Der italienische Filmemacher, Schriftsteller und Journalist Pier Paolo Pasolini wäre am 5. März 2012 90 Jahre alt geworden.
Geboren ist der radikale Kritiker der italienischen Gesellschaft am 5. März 1922 in Bologna. Als der zweite Weltkrieg ausbricht, begibt sich Pasolini ins Friaul, wo er als Lehrer arbeitet. Unmittelbar nach dem Ende des Krieges tritt er der kommunistischen Partei Italiens bei. In den 50er Jahren wird er wegen seiner öffentlich bekannten Homosexualität aus der Partei ausgeschlossen, der er in seinen Arbeiten jedoch stets verbunden bleibt, und zieht nach Rom.

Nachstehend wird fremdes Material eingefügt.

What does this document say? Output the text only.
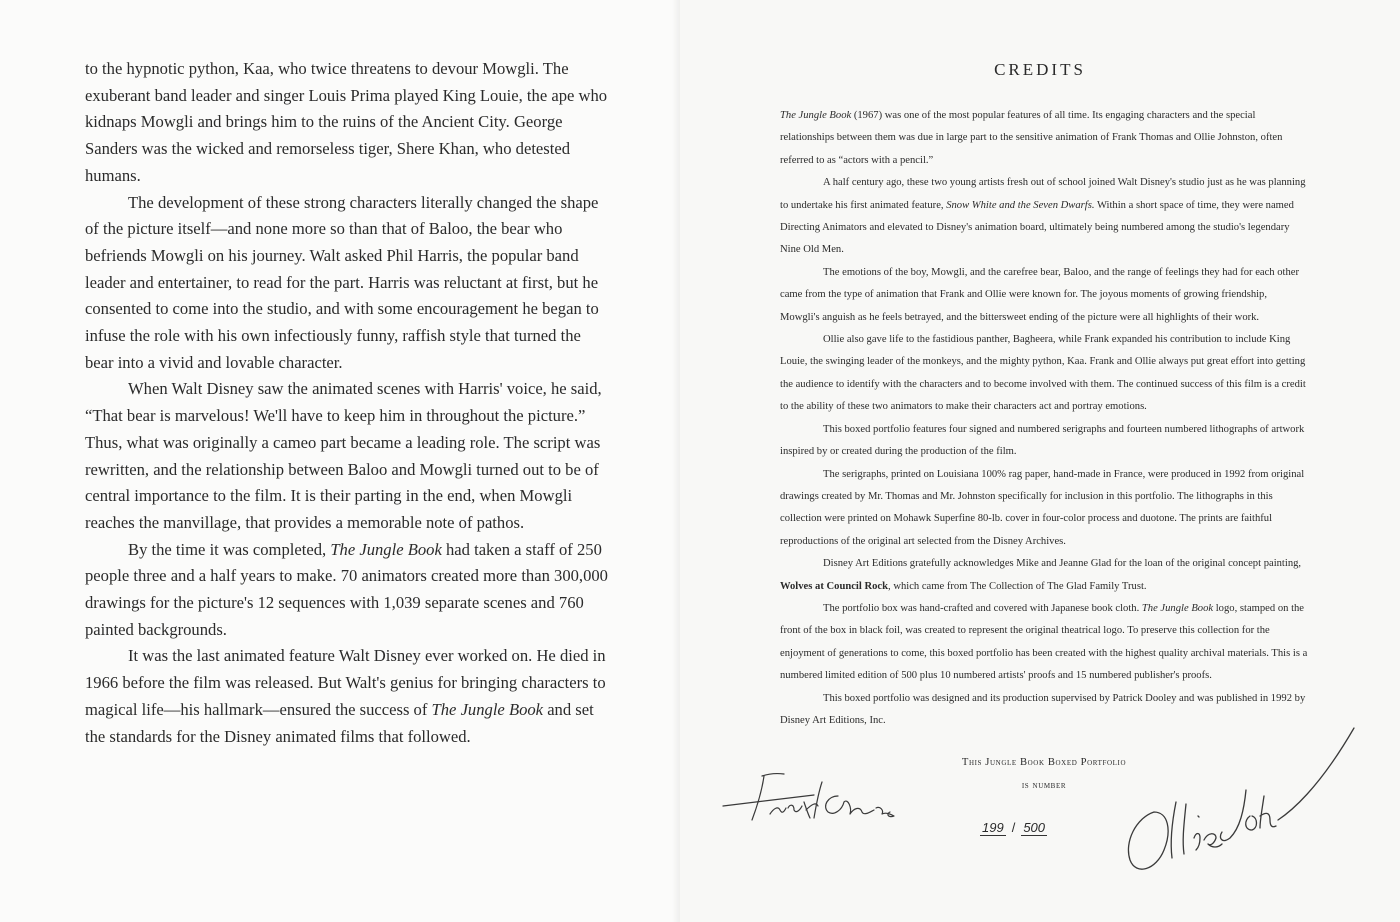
to the hypnotic python, Kaa, who twice threatens to devour Mowgli. The exuberant band leader and singer Louis Prima played King Louie, the ape who kidnaps Mowgli and brings him to the ruins of the Ancient City. George Sanders was the wicked and remorseless tiger, Shere Khan, who detested humans.

The development of these strong characters literally changed the shape of the picture itself—and none more so than that of Baloo, the bear who befriends Mowgli on his journey. Walt asked Phil Harris, the popular band leader and entertainer, to read for the part. Harris was reluctant at first, but he consented to come into the studio, and with some encouragement he began to infuse the role with his own infectiously funny, raffish style that turned the bear into a vivid and lovable character.

When Walt Disney saw the animated scenes with Harris' voice, he said, “That bear is marvelous! We'll have to keep him in throughout the picture.” Thus, what was originally a cameo part became a leading role. The script was rewritten, and the relationship between Baloo and Mowgli turned out to be of central importance to the film. It is their parting in the end, when Mowgli reaches the manvillage, that provides a memorable note of pathos.

By the time it was completed, The Jungle Book had taken a staff of 250 people three and a half years to make. 70 animators created more than 300,000 drawings for the picture's 12 sequences with 1,039 separate scenes and 760 painted backgrounds.

It was the last animated feature Walt Disney ever worked on. He died in 1966 before the film was released. But Walt's genius for bringing characters to magical life—his hallmark—ensured the success of The Jungle Book and set the standards for the Disney animated films that followed.

CREDITS

The Jungle Book (1967) was one of the most popular features of all time. Its engaging characters and the special relationships between them was due in large part to the sensitive animation of Frank Thomas and Ollie Johnston, often referred to as “actors with a pencil.”

A half century ago, these two young artists fresh out of school joined Walt Disney's studio just as he was planning to undertake his first animated feature, Snow White and the Seven Dwarfs. Within a short space of time, they were named Directing Animators and elevated to Disney's animation board, ultimately being numbered among the studio's legendary Nine Old Men.

The emotions of the boy, Mowgli, and the carefree bear, Baloo, and the range of feelings they had for each other came from the type of animation that Frank and Ollie were known for. The joyous moments of growing friendship, Mowgli's anguish as he feels betrayed, and the bittersweet ending of the picture were all highlights of their work.

Ollie also gave life to the fastidious panther, Bagheera, while Frank expanded his contribution to include King Louie, the swinging leader of the monkeys, and the mighty python, Kaa. Frank and Ollie always put great effort into getting the audience to identify with the characters and to become involved with them. The continued success of this film is a credit to the ability of these two animators to make their characters act and portray emotions.

This boxed portfolio features four signed and numbered serigraphs and fourteen numbered lithographs of artwork inspired by or created during the production of the film.

The serigraphs, printed on Louisiana 100% rag paper, hand-made in France, were produced in 1992 from original drawings created by Mr. Thomas and Mr. Johnston specifically for inclusion in this portfolio. The lithographs in this collection were printed on Mohawk Superfine 80-lb. cover in four-color process and duotone. The prints are faithful reproductions of the original art selected from the Disney Archives.

Disney Art Editions gratefully acknowledges Mike and Jeanne Glad for the loan of the original concept painting, Wolves at Council Rock, which came from The Collection of The Glad Family Trust.

The portfolio box was hand-crafted and covered with Japanese book cloth. The Jungle Book logo, stamped on the front of the box in black foil, was created to represent the original theatrical logo. To preserve this collection for the enjoyment of generations to come, this boxed portfolio has been created with the highest quality archival materials. This is a numbered limited edition of 500 plus 10 numbered artists' proofs and 15 numbered publisher's proofs.

This boxed portfolio was designed and its production supervised by Patrick Dooley and was published in 1992 by Disney Art Editions, Inc.

This Jungle Book Boxed Portfolio
is number
199 / 500
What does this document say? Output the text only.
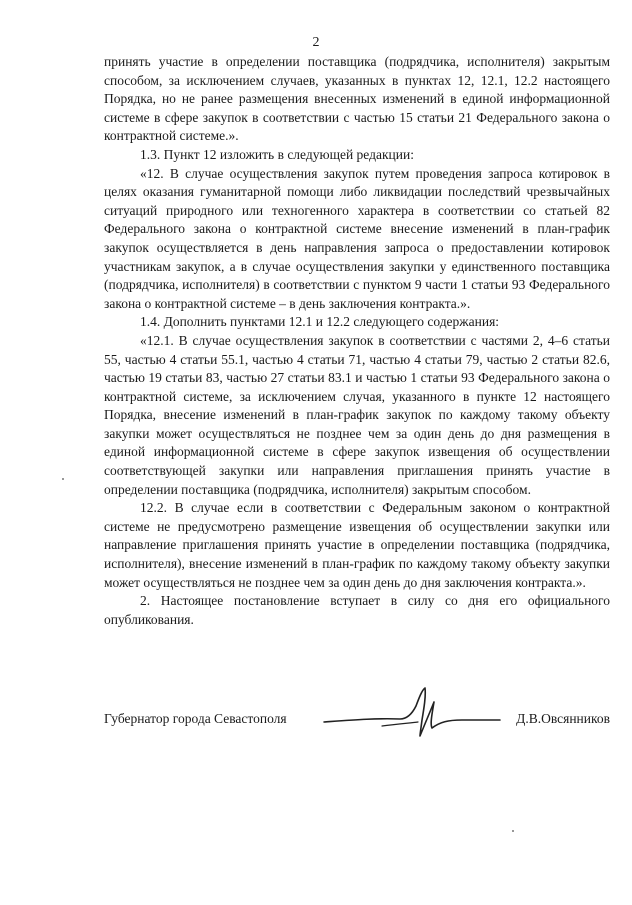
2

принять участие в определении поставщика (подрядчика, исполнителя) закрытым способом, за исключением случаев, указанных в пунктах 12, 12.1, 12.2 настоящего Порядка, но не ранее размещения внесенных изменений в единой информационной системе в сфере закупок в соответствии с частью 15 статьи 21 Федерального закона о контрактной системе.».

1.3. Пункт 12 изложить в следующей редакции:

«12. В случае осуществления закупок путем проведения запроса котировок в целях оказания гуманитарной помощи либо ликвидации последствий чрезвычайных ситуаций природного или техногенного характера в соответствии со статьей 82 Федерального закона о контрактной системе внесение изменений в план-график закупок осуществляется в день направления запроса о предоставлении котировок участникам закупок, а в случае осуществления закупки у единственного поставщика (подрядчика, исполнителя) в соответствии с пунктом 9 части 1 статьи 93 Федерального закона о контрактной системе – в день заключения контракта.».

1.4. Дополнить пунктами 12.1 и 12.2 следующего содержания:

«12.1. В случае осуществления закупок в соответствии с частями 2, 4–6 статьи 55, частью 4 статьи 55.1, частью 4 статьи 71, частью 4 статьи 79, частью 2 статьи 82.6, частью 19 статьи 83, частью 27 статьи 83.1 и частью 1 статьи 93 Федерального закона о контрактной системе, за исключением случая, указанного в пункте 12 настоящего Порядка, внесение изменений в план-график закупок по каждому такому объекту закупки может осуществляться не позднее чем за один день до дня размещения в единой информационной системе в сфере закупок извещения об осуществлении соответствующей закупки или направления приглашения принять участие в определении поставщика (подрядчика, исполнителя) закрытым способом.

12.2. В случае если в соответствии с Федеральным законом о контрактной системе не предусмотрено размещение извещения об осуществлении закупки или направление приглашения принять участие в определении поставщика (подрядчика, исполнителя), внесение изменений в план-график по каждому такому объекту закупки может осуществляться не позднее чем за один день до дня заключения контракта.».

2. Настоящее постановление вступает в силу со дня его официального опубликования.

Губернатор города Севастополя	Д.В.Овсянников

Dort beginnt er sein literarisches und journalistisches Schaffen, wobei er die Inspiration dazu aus dem Milieu der italienischen Vorstädte (borgate) bezieht. Sein Romandebüt „Ragazzi di Vita“ aus dem Jahr 1955 ist dann auch in diesem Milieu angesiedelt. Pasolini befleißigt sich dabei einer radikalen Sprache, die eindrucksvoll die in den Vorstädten bestehenden kulturellen und sozialen Traditionen und Wertvorstellungen widerspiegelt. Sein engagiertes Interesse am Aufzeigen sozialer und kultureller Verwerfungen in der italienischen Gesellschaft bringt ihm wenig Anerkennung, vielmehr scharfe Kritik aus Politik und kirchlichen Kreisen; er muss sich in Folge mehrer Gerichtsverfahren unterziehen, die ihn an den Rand der Existenz bringen. Eine Variation der sozialkritischen bzw. literarischen Analysen jugendlicher Lebenswelten in den römischen Vorstädten legt Pasolini dann mit seinem Roman „Una vita violenta „(1959) vor. Mittlerweile verschafft ihm seine umfangreiche schriftstellerische Tätigkeit, die auch kontinuierliche Kolumnen für linksgerichtete Zeitungen umfasst, eine schrittweise Besserung seiner finanziellen und materiellen Lage.
Ab den 1960er Jahren entdeckt Pasolini mehr und mehr den Film als Medium für seine poetisch-dichterischen und sozialkritischen Zielsetzungen. Mit „Accatone - Wer nie sein Brot mit Tränen aß“(1961) und „Mamma Romana“ liefert Pasolini eine bedeutsame filmische Umsetzung seiner Vorstadtstudien, die ihm zum Teil internationales Lob seitens der Filmkritik einbringt. In seinen Filmen setzt er sich besonders mit den Missständen der italienischen Gesellschaft, mit ihren faschistoiden Strukturen und destruktiven Mechanismen auseinander. Seine Charaktere sind häufig sozial ausgegrenzt und rebellisch. Durch die Sujets, die technische Ausführung und den Einsatz von Laiendarstellern aus dem dargestellten Original-Milieu gelten seine Filme als maßgeblicher Beitrag zum italienischen Neorealismus.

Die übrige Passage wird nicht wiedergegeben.